Brooke Eden Couldnt Find A Perfect Song For Her Wedding, So She Wrote One Herself
Country artist Brooke Eden is hoping to inspire listeners to “live out loud, even if that makes you an outlaw,” with her deeply personal new single.
The singer-songwriter spoke to HuffPost as she unveiled a music video for “All My Life,” off her latest EP, “Outlaw Love,” this week. Eden wrote the ballad for her first dance with now-wife Hilary Hoover at their wedding last fall. The video is a colorful compilation of clips showing the two women at the ceremony on a beach in Mexico.
“Some little girls dream of getting married one day,” Eden told HuffPost. “That wasn’t me.
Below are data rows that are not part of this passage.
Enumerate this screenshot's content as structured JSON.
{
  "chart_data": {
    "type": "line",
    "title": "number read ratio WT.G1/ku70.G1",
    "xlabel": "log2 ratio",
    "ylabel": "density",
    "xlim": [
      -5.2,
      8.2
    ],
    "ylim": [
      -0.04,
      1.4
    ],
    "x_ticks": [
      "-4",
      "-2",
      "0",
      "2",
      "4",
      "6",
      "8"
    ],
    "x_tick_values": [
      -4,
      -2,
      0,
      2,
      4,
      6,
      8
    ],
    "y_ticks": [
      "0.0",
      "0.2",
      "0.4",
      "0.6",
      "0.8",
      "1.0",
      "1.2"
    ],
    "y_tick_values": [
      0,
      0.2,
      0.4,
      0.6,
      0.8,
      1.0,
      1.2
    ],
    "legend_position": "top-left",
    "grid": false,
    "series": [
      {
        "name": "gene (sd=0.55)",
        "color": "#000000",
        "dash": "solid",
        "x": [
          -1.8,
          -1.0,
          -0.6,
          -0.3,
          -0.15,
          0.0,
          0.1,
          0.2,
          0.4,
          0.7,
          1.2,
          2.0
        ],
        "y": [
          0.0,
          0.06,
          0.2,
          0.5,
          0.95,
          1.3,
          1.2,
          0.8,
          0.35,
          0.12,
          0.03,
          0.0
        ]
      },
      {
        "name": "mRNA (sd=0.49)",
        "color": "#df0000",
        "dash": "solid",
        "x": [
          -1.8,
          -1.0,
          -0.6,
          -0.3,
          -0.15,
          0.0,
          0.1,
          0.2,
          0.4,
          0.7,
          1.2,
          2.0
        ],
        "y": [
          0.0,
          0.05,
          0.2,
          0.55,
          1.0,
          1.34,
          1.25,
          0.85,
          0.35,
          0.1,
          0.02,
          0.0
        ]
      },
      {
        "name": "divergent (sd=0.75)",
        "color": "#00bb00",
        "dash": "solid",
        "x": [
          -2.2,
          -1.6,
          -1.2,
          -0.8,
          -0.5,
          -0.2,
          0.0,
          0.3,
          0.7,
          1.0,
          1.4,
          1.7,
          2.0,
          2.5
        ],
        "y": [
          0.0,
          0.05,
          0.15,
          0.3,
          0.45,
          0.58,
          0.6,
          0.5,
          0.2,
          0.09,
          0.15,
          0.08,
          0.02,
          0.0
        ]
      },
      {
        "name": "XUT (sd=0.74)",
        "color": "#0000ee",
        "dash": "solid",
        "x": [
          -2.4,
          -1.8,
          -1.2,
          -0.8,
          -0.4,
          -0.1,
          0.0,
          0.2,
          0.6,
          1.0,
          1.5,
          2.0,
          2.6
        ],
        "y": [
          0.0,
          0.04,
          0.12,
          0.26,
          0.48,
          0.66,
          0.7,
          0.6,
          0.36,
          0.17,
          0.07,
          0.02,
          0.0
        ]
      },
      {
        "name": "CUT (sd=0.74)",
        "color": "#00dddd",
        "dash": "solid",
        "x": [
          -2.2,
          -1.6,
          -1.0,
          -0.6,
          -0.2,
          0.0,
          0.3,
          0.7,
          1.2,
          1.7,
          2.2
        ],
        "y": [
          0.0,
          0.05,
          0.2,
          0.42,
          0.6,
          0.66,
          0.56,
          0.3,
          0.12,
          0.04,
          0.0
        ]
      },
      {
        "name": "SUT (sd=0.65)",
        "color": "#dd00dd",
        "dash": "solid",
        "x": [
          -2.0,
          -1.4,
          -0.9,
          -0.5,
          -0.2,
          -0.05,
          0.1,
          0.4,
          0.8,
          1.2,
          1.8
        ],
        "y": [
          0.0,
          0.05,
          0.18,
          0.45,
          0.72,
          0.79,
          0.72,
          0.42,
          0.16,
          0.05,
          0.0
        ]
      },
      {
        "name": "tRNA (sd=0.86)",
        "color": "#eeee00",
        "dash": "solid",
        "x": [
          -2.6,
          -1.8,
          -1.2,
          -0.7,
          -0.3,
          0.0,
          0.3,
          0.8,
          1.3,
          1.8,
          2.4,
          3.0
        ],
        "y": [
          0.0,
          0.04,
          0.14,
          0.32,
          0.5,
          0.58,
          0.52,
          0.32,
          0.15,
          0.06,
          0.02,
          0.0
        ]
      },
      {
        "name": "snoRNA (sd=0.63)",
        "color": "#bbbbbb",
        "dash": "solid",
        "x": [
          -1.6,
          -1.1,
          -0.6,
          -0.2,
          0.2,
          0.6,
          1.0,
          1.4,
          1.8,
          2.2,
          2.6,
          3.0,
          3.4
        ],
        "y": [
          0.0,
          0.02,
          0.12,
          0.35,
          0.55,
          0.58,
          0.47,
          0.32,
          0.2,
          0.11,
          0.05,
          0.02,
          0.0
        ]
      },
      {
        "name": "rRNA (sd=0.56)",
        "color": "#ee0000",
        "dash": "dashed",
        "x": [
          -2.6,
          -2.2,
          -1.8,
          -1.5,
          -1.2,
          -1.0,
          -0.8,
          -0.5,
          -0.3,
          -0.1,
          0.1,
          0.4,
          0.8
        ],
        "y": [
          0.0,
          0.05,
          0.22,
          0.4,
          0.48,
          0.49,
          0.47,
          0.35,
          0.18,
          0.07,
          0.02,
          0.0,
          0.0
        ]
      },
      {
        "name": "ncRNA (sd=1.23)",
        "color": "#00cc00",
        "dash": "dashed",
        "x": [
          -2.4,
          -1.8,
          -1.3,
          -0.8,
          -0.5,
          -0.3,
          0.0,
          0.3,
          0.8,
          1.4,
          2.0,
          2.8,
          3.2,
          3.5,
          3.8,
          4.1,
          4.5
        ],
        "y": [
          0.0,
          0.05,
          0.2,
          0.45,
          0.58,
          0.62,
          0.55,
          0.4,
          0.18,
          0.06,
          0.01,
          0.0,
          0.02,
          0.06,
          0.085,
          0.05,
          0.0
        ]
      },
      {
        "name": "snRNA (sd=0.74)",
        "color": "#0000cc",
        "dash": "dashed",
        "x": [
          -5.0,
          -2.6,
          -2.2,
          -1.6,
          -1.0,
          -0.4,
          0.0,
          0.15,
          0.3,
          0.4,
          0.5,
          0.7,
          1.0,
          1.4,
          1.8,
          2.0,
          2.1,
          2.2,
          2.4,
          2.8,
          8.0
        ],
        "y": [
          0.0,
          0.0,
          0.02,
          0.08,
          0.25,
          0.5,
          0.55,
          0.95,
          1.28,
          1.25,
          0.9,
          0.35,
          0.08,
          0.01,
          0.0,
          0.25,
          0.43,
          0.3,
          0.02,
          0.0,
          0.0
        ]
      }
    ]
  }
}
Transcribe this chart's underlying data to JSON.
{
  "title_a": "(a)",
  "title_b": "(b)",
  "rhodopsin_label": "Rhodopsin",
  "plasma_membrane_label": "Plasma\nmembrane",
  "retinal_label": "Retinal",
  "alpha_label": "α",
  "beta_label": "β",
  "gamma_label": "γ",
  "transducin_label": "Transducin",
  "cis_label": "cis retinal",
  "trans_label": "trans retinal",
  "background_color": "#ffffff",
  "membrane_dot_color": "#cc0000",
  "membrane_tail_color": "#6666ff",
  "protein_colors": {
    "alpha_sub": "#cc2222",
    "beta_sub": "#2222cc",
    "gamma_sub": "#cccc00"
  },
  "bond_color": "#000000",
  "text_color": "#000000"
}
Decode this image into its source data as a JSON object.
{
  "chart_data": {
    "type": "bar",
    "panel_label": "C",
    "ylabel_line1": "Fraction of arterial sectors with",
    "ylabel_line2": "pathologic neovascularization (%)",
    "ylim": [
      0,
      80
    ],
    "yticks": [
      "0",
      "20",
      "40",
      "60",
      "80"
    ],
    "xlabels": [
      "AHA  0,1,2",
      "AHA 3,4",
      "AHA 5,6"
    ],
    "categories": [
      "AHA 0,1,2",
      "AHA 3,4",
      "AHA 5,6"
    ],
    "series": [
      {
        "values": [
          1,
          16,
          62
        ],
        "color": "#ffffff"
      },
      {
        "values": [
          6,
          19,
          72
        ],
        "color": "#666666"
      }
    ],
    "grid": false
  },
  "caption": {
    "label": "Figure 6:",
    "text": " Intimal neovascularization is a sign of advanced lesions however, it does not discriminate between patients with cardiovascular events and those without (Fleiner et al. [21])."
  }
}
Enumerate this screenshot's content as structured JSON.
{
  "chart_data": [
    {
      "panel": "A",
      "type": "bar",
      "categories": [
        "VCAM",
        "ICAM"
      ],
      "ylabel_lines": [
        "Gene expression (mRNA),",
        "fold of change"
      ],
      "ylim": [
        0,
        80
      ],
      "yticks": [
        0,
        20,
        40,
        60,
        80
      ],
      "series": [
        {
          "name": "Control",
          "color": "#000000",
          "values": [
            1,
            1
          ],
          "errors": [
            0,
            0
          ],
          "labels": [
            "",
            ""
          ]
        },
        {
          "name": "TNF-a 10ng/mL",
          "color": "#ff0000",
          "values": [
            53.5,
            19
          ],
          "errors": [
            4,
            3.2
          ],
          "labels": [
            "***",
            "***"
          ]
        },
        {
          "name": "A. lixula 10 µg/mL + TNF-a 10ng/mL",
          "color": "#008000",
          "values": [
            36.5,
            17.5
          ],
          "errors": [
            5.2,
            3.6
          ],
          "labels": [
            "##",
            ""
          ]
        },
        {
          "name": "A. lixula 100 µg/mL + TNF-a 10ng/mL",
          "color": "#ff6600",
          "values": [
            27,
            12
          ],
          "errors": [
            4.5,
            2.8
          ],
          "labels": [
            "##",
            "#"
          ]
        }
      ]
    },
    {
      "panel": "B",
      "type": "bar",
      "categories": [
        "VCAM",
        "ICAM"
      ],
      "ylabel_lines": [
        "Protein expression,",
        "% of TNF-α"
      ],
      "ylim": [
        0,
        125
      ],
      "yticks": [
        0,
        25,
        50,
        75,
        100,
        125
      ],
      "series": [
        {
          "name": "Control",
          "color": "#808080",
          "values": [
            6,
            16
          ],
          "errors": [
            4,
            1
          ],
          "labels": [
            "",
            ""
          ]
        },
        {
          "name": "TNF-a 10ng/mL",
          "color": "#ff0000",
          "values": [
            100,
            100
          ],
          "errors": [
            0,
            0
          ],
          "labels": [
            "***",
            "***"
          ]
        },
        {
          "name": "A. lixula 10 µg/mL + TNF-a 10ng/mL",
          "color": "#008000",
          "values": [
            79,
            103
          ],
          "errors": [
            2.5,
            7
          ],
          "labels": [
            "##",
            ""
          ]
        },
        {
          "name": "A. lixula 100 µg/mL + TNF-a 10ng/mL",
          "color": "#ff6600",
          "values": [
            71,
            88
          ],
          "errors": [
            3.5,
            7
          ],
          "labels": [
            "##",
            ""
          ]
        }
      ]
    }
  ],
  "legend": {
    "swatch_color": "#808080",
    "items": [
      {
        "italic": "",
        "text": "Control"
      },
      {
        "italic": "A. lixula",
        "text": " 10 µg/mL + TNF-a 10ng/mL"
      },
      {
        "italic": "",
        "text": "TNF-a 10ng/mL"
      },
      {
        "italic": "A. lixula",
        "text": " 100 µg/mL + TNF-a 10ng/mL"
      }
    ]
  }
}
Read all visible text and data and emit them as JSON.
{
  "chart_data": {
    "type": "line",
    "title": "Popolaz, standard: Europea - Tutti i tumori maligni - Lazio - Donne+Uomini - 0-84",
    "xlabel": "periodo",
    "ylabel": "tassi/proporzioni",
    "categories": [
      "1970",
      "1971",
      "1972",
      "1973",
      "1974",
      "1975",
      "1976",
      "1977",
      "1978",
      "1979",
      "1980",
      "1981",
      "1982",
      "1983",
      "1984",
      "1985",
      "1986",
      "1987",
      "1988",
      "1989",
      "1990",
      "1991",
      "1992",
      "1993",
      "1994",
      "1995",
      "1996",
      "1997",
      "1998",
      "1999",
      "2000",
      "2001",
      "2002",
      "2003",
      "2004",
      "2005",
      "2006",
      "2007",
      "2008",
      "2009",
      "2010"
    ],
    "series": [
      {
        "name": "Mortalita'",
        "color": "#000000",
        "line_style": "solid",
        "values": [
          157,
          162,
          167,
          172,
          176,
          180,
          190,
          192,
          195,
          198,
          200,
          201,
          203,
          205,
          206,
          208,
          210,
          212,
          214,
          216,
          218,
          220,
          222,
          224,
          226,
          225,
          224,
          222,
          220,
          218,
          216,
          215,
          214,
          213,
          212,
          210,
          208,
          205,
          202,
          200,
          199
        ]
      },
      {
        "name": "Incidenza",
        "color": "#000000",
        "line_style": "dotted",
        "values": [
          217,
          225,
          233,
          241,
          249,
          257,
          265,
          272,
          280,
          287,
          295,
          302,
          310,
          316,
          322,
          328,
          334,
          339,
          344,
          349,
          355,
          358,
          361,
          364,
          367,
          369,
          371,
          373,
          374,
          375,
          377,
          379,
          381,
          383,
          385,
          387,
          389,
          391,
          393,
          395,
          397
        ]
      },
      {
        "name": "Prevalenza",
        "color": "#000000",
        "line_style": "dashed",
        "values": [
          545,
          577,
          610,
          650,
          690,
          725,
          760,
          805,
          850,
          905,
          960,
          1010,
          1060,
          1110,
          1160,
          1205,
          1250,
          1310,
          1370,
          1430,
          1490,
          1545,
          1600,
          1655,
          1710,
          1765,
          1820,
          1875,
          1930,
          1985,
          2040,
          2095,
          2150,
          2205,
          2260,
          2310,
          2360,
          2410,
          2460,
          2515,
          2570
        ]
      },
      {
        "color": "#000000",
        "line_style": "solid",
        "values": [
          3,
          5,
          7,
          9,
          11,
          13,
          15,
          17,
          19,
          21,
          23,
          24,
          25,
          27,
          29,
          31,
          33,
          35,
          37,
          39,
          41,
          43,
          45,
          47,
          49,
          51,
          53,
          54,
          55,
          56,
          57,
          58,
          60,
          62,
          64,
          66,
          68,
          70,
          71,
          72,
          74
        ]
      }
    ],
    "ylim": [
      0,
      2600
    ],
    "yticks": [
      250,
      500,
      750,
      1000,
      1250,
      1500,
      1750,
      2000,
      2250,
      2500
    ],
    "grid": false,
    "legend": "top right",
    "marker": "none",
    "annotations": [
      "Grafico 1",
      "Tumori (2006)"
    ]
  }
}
I didn’t see what all the hoopla was about … until I met Hil.”
She went on to note: “I knew I wanted to write a first-dance song that felt like us, without having to mentally change pronouns. I remember kissing her one day and thinking: ‘All my life, I never thought I’d be in love like this. I never thought I’d want to marry someone, and now I get to love her for the rest of my life.’ The title came from there.”
Watch the video for Brooke Eden’s “All My Life”:
A Florida native, Eden has been a rising star in Nashville, Tennessee, for some time. She released a self-titled debut EP in 2014, followed by “Welcome to the Weekend” two years later.
In 2021, Eden issued a trio of singles ― “No Shade,” “Sunroof” and “Got No Choice” ― that served as a musical reintroduction of sorts, as they were the first songs to represent her truth after coming out publicly as a queer woman. Hoover appeared in the accompanying music videos as her love interest.
Speaking to HuffPost that year, Eden explained that taking time off from touring due to the COVID-19 pandemic in 2020 gave her a renewed sense of artistic purpose. If she was going to return to performing live, she “wanted to do it authentically.”
“That was a big moment for me,” she said at the time. “In country music for so long, you were shunned and pushed away after you came out. But it doesn’t matter what happens after this. If I can’t live my life authentically, none of this matters anyway.”
The four new songs that appear on “Outlaw Love,” released in June, offer a musical snapshot of Eden and Hoover’s yearslong relationship.
“It tells our story, from the hardships when people were telling us we’d never make it to seven years later dancing at our wedding,” Eden told HuffPost this week. “We went through hell to get here, and we know we can get through anything now.”
Ultimately, Eden is hopeful she’ll be able to expand “Outlaw Love” into a full-length album. Whether mainstream listeners will embrace her new music, however, remains to be seen.
Even though Nashville’s roster of openly LGBTQ+ artists continues to grow, the perception of country as a conservative genre has proved tough to shake.
One of country radio’s biggest hits this summer is Jason Aldean’s “Try That in a Small Town,” featuring lyrics that evoke vigilantism and racism. Controversy surrounding the song’s video ― which originally included footage of a Black Lives Matter protest, along with shots filmed at a Tennessee courthouse where a Black teenager was lynched in 1927 ― has only seemed to boost its popularity.
“When there’s forward movement, there’s always regressive backlash,” Eden said. “I think we’re seeing that backlash now. With that being said, we’re still moving forward, and I think that progression is unstoppable. There’s always more love than hate.”